Framing these outcomes as character-building minimizes their real impact. At the very least, students should be taught the basics of adult systems and life skills so that independence does not begin with avoidable damage.
These gaps also raise serious concerns with regard to equity. Some students have parents or guardians who can guide them through financial or legal systems; others do not. Students from immigrant families may have parents who are less familiar with legal procedures or institutional norms, leaving them with a huge disadvantage relative to their more integrated peers. When schools fail to provide baseline instruction, access to essential knowledge becomes dependent on family circumstances, undermining the fundamental purpose of public education as a tool for equalizing opportunity.

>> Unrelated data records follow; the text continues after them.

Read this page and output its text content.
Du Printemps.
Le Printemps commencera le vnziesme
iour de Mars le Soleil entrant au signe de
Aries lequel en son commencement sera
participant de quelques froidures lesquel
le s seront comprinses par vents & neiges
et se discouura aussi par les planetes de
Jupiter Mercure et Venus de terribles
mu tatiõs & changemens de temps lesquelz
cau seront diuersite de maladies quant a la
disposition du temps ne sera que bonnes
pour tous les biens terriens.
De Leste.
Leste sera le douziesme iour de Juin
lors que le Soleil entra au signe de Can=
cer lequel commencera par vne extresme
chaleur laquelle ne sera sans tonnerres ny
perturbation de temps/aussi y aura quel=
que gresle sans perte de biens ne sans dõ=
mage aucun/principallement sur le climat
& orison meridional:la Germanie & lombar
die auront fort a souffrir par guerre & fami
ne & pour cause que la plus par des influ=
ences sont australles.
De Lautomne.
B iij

Teaching adult literacy does not require sacrificing academic rigor or transforming senior year courses into vocational training. Our issue is not the need for exhaustive instruction, but the absence of even rudimentary preparation. Academic success and real-world competence are not competing goals. They reinforce each other.
There are realistic ways schools could address this gap: a senior-year adulting and life literacy course could cover finances, legal responsibilities as well as practical skills. Students could learn how to process contracts, file taxes and understand deductions, take on student loans and credit responsibly, and grasp the basics of investing, interest and risk. Practical emergency skills — like changing a tire or handling minor home electrical issues — could also be included to complement the soft skills parents have naturally taught.
California has already taken a step in this direction, mandating a semester-long personal finance course for high school students beginning in the 2027-28 school year, with full implementation by the 2030-31 graduating class. Other schools across the country have gone further; for instance, Aberdeen High School in Maryland offers an “Adulting 101” program that teaches practical skills such as financial management and navigating legal documents. Mountain House High School in California has implemented similar life-skills courses designed specifically to prepare students for independence.
Beyond lessons that exist as a standalone course, they could be integrated into existing government and economics curricula, as well as counseling lessons and advisory periods. Ultimately, what matters is not the format, it’s the acknowledgment that adulthood for seniors is incredibly imminent.
Adulthood is not about knowing everything, and schools do not need to assume the role of parenting or “raising” students. However, they do need to give us a foundation so that turning 18 doesn’t feel like being handed the keys without a manual.